My general protocol is to build up security about resources and to teach tolerance of activity nearby while they have a resource. I use a variety of “exercises” to create a high level of tolerance. One of the guiding principles is that once the puppy has his food, it’s his and I won’t try to take it. There is a difference between “getting a dog used to having their bowl taken” and being able to take the bowl safely if there is an emergency.
These are some of the exercises I suggest (I encourage all family members to practice these and employ friends to help)… if the pups shows stress during any of the exercises, take a step back, add space or go back to hand feeding to prevent the stress from increasing.
Hand Feed–I like to hand feed pups for a few weeks to help build up lots of positive associations between humans and their food. The pups will start to see me not as a threat to their food but the provider of that food!
Feed From Hand in Food Bowl–Again, this is more work toward building a positive association between people hands and the pup’s food bowl. I don’t pick up the bowl or take it away ever. I may nudge it around with my hand in the bowl (so it makes the sound of the bowl being moved) but never taking it away. I then move to dropping kibble in the bowl–deliberately letting my hand get pretty close to the bowl to put the food in.
Sit Near and be a PEZ Dispense–While the pup is snacking on a handful of their kibble, I’ll sit near and drop extra special food near the bowl (in between dropping handfuls of kibble in the bowl).

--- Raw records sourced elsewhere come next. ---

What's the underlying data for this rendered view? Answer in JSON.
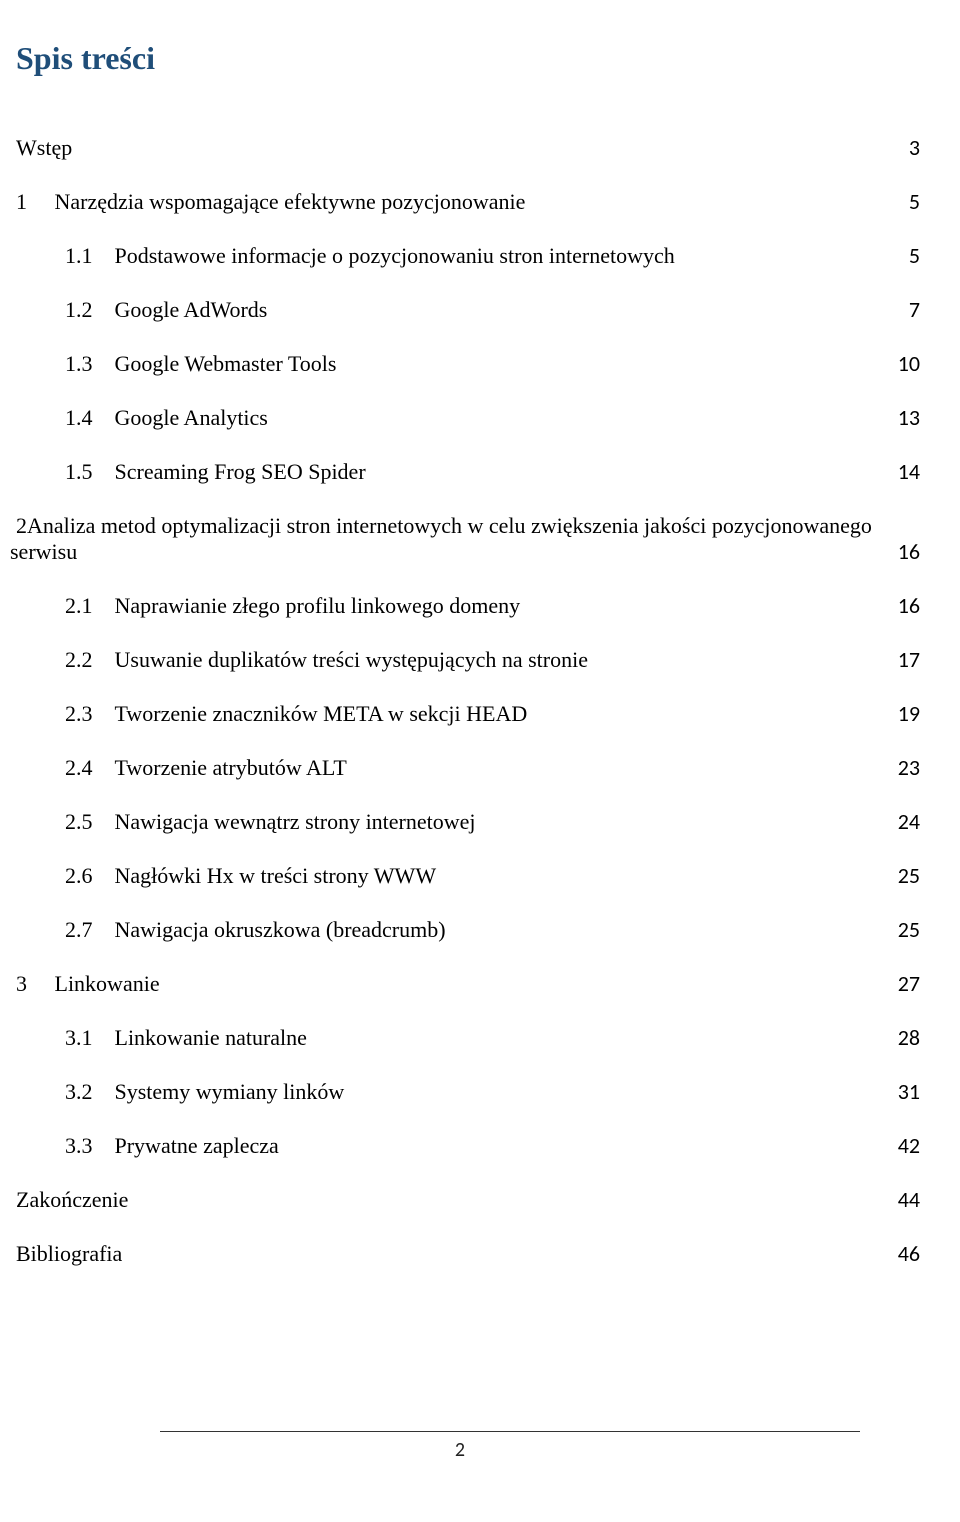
{
  "title": {
    "text": "Spis treści",
    "color": "#1f4e79"
  },
  "entries": [
    {
      "num": "",
      "label": "Wstęp",
      "page": "3",
      "indent": 0
    },
    {
      "num": "1",
      "label": "Narzędzia wspomagające efektywne pozycjonowanie",
      "page": "5",
      "indent": 1
    },
    {
      "num": "1.1",
      "label": "Podstawowe informacje o pozycjonowaniu stron internetowych",
      "page": "5",
      "indent": 2
    },
    {
      "num": "1.2",
      "label": "Google AdWords",
      "page": "7",
      "indent": 2
    },
    {
      "num": "1.3",
      "label": "Google Webmaster Tools",
      "page": "10",
      "indent": 2
    },
    {
      "num": "1.4",
      "label": "Google Analytics",
      "page": "13",
      "indent": 2
    },
    {
      "num": "1.5",
      "label": "Screaming Frog SEO Spider",
      "page": "14",
      "indent": 2
    },
    {
      "num": "2",
      "label": "Analiza metod optymalizacji stron internetowych w celu zwiększenia jakości pozycjonowanego",
      "label2": "serwisu",
      "page": "16",
      "indent": 1,
      "wrap": true
    },
    {
      "num": "2.1",
      "label": "Naprawianie złego profilu linkowego domeny",
      "page": "16",
      "indent": 2
    },
    {
      "num": "2.2",
      "label": "Usuwanie duplikatów treści występujących na stronie",
      "page": "17",
      "indent": 2
    },
    {
      "num": "2.3",
      "label": "Tworzenie znaczników META w sekcji HEAD",
      "page": "19",
      "indent": 2
    },
    {
      "num": "2.4",
      "label": "Tworzenie atrybutów ALT",
      "page": "23",
      "indent": 2
    },
    {
      "num": "2.5",
      "label": "Nawigacja wewnątrz strony internetowej",
      "page": "24",
      "indent": 2
    },
    {
      "num": "2.6",
      "label": "Nagłówki Hx w treści strony WWW",
      "page": "25",
      "indent": 2
    },
    {
      "num": "2.7",
      "label": "Nawigacja okruszkowa (breadcrumb)",
      "page": "25",
      "indent": 2
    },
    {
      "num": "3",
      "label": "Linkowanie",
      "page": "27",
      "indent": 1
    },
    {
      "num": "3.1",
      "label": "Linkowanie naturalne",
      "page": "28",
      "indent": 2
    },
    {
      "num": "3.2",
      "label": "Systemy wymiany linków",
      "page": "31",
      "indent": 2
    },
    {
      "num": "3.3",
      "label": "Prywatne zaplecza",
      "page": "42",
      "indent": 2
    },
    {
      "num": "",
      "label": "Zakończenie",
      "page": "44",
      "indent": 0
    },
    {
      "num": "",
      "label": "Bibliografia",
      "page": "46",
      "indent": 0
    }
  ],
  "footer_page": "2",
  "colors": {
    "text": "#000000",
    "title": "#1f4e79",
    "footer_line": "#333333"
  },
  "fonts": {
    "body": "Times New Roman",
    "numbers": "Calibri"
  }
}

I start kneeling and standing around to toss extra special treats near the bowl. I want the pup to get used to food raining from the sky with me being near in a variety of distances and heights. I work towards leaning down and putting my hand pretty close to the bowl and dropping treats. You want to be careful not to be staring or looming…just casually standing around. I use this same technique to stand by and drop food when another animal in the house may wander nearby.
Walk by and drop food–Like many people, my pups are not fed in isolation, when they are eating, I frequently walk near them or by them as I move around the house. I don’t want to walk by the pup and have him lash out at me for being too close… so I condition them to see people walking near them as a really awesome thing. Much the same as the stationary work, I have people walk by and drop food near the pup’s bowl when they are eating. No-looming or staring, just passively dropping food as they walk passed. Depending on the puppy and the household, I do like to work up to “bumping” into the pup and dropping a jackpot amount of treats on the ground. I know in my house, occasionally while walking around the dogs eating, they’ll get bumped into and again, I want there to be a positive association to this type of interaction.
Through these types of non-confrontational exercises, owners can create dogs who are extremely confident that people near their food bowls mean nothing but good things. These are pups who are not going to lash out if a person walks near them while they eat or if a human puts their hand near the bowl. This sets up a safe environment if a human MUST pick up the food bowl for an emergency reason–though I always suggest, if you HAVE TO pick up the bowl, you should drop some extra good rewards in its place if it’s safe to do so.